Cloudant, provider of a globally distributed database-as-a-service (DBaaS), has opened a new UK headquarters in Bristol. The opening will aid expansion into Europe, create local jobs and see it invest in technology skills.
The company, which produces a database software solution that is hosted and operated in the cloud on behalf of its customers, was conceived in 2008 by a group of physicists from the world-renowned Massachusetts Institute of Technology (MIT). At the time, they were moving multi-petabyte data sets around from the Large Hadron Collider experiments at CERN in Geneva. Frustrated by the lack of suitable software for doing their research, the founders built their own and soon found a multitude of commercial uses, as well as commercial demand, for the product.
Today, Cloudant serves mobile and web application data to users around the world on behalf of thousands of developers and hundreds of household-name customers, including Samsung, DHL and Monsanto.
The rapid growth in demand for its services in Europe has led the company to open offices in historic Hobbs Lane in the centre of Bristol as part of a wider UK and European business expansion programme that will see Cloudant create new jobs for software developers and other technology staff in the area.
'Establishing our European base in Bristol is not only good for Cloudant, it represents an endorsement of the skills available in the area and an acknowledgement of the scientific and technology knowledgebase we can tap into,' said Simon Metson, director of UK engineering at Cloudant and a former CERN research associate at the University of Bristol.
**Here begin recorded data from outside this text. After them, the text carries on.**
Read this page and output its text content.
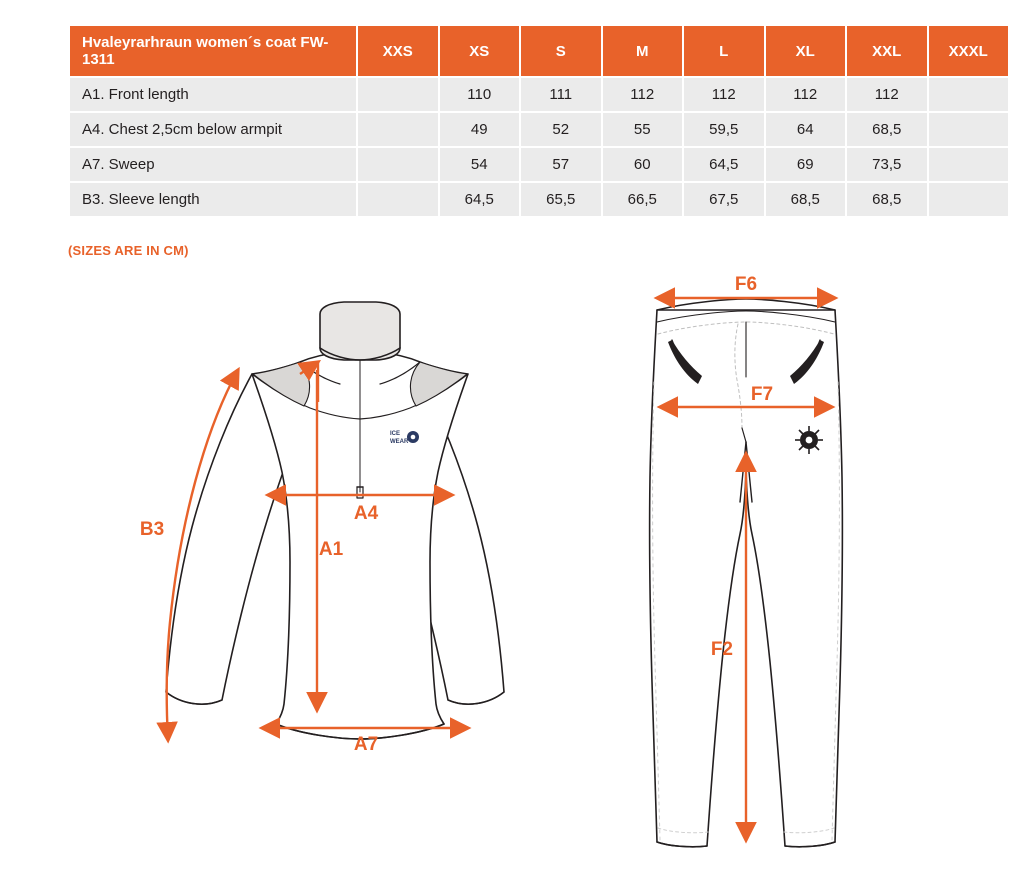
Hvaleyrarhraun women´s coat FW-1311	XXS	XS	S	M	L	XL	XXL	XXXL
A1. Front length		110	111	112	112	112	112	
A4. Chest 2,5cm below armpit		49	52	55	59,5	64	68,5	
A7. Sweep		54	57	60	64,5	69	73,5	
B3. Sleeve length		64,5	65,5	66,5	67,5	68,5	68,5	
(SIZES ARE IN CM)
ICE
WEAR
B3
A4
A1
A7
F6
F7
F2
'We’ve been able to secure a wonderful workspace in the centre of this vibrant city, and being in Bristol will not only allow us to support our customers throughout the UK and Europe, it will also provide us with great opportunities for growing the team, thanks to the incredibly skilled local workforce coming out of academia, engineering, manufacturing and other highly-skilled, technology-driven sectors that operate in the area,' Metson added.